Jusqu'à présent, à l'exception d'une analyse post mortem des tissus cérébraux, aucun outil ne permettait de diagnostiquer la maladie d'Alzheimer de façon définitive, déclare le Dr Vassilios Papadopoulos, directeur de l'Institut de recherche du CUSM. Notre étude clinique démontre qu'un test sanguin non-invasif basé sur un processus biochimique peut permettre de diagnostiquer cette maladie de façon précoce, et de la différencier des autres types de démences.

La biochimie à des fins de dépistage

Le Dr Papadopoulos et ses collaborateurs ont basé leur test sanguin de la maladie d'Alzheimer sur une hormone sécrétée par le cerveau : la déhydroépiandrostérone (DHEA). Cette hormone est présente en concentration élevée dans le cerveau où elle a de nombreux effets biologiques.

A l'aide d'un processus chimique appelé oxydation, les chercheurs ont réussi à favoriser la production de DHEA dans des prélèvements sanguins effectués chez des patients non atteints de la maladie d'Alzheimer. Cependant, l'oxydation du sang chez les patients atteints de la maladie n'a pas conduit à une augmentation de la DHEA.

Il existe une nette corrélation entre l'incapacité à produire suffisamment de DHEA par oxydation dans le sang et le degré de détérioration cognitive des patients atteints de la maladie d'Alzheimer, explique le Dr Papadopoulos. Nous avons démontré que nous pouvions détecter cette maladie, de façon précise et répétée, avec de petits échantillons sanguins. Ce test nous a également permis de poser un diagnostic différentiel à des stades précoces de la maladie, ce qui signifie qu'il peut également être utilisé pour diagnostiquer la maladie d'Alzheimer à ses débuts.

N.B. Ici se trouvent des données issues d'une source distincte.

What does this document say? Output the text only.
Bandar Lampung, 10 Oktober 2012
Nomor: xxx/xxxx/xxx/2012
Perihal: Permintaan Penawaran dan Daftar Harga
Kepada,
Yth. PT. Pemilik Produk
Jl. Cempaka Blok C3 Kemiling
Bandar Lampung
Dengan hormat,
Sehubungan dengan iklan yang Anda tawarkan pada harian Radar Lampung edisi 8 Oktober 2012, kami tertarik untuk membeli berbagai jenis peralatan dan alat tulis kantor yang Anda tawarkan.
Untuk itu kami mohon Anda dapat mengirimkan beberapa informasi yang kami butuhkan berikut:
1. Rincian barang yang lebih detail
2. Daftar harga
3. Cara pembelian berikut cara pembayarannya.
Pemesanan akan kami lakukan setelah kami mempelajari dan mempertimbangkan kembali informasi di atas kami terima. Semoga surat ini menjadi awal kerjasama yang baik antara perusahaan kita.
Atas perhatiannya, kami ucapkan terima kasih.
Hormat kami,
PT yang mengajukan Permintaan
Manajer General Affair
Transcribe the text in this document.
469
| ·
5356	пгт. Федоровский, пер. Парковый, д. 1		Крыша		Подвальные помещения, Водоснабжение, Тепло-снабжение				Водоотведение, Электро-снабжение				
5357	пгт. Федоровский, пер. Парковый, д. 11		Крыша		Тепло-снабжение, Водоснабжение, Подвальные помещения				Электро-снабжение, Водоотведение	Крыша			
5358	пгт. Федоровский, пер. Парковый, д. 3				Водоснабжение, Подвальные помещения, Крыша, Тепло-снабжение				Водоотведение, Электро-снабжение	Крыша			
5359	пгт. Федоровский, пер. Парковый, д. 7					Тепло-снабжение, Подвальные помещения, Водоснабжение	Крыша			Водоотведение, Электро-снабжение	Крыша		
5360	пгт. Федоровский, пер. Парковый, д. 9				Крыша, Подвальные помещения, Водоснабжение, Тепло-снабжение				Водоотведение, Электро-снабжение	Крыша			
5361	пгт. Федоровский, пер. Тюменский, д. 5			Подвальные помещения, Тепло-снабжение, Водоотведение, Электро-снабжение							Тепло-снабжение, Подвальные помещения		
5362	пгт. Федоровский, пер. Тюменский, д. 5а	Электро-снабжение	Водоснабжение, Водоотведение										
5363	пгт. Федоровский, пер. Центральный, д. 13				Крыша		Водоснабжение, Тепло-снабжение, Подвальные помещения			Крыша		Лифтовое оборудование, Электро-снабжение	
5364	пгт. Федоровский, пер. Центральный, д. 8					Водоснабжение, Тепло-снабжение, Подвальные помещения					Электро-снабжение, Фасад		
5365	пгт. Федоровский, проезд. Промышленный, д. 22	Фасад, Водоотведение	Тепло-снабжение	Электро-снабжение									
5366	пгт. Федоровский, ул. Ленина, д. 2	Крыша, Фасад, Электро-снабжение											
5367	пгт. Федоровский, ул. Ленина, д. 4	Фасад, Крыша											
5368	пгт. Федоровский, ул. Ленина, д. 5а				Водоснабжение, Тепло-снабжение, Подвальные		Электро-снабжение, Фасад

Implications du traitement

De nombreux traitements envisageables qui modifient la maladie d'Alzheimer tout en en ciblant le développement sous-jacent font actuellement l'objet d'études cliniques, ajoute le Dr Papadopoulos. Toutefois, la mise en place d'un traitement dépend de la fiabilité du diagnostic.

A l'heure actuelle, la maladie d'Alzheimer est diagnostiquée selon les critères suivants : les antécédents familiaux, les renseignements sur le patient ainsi que l'évaluation de l'état mental et l'examen physique en nous concentrant sur les signes neurologiques.

Il est vital d'effectuer un test biochimique précis, simple, spécifique et non-invasif qui appuie les résultats cliniques. Nos résultats démontrent que l'oxydation de la DHEA au cours du test sanguin peut permettre le diagnostic de la maladie d'Alzheimer à un stade très précoce, de contrôler l'effet des traitements et l'évolution de la maladie.

L'étude : A lead study on oxidative stress-mediated dehydroepiandrosterone formation in serum: The biochemical basis for a diagnosis of Alzheimer's disease, a été coécrite par Georges Rammouz, Laurent Lecanu et Vassilios Papadopoulos de l'Institut de recherche du CUSM et de l'Université McGill à Montréal et par Paul Aisen de l'Université de Californie à San Diego.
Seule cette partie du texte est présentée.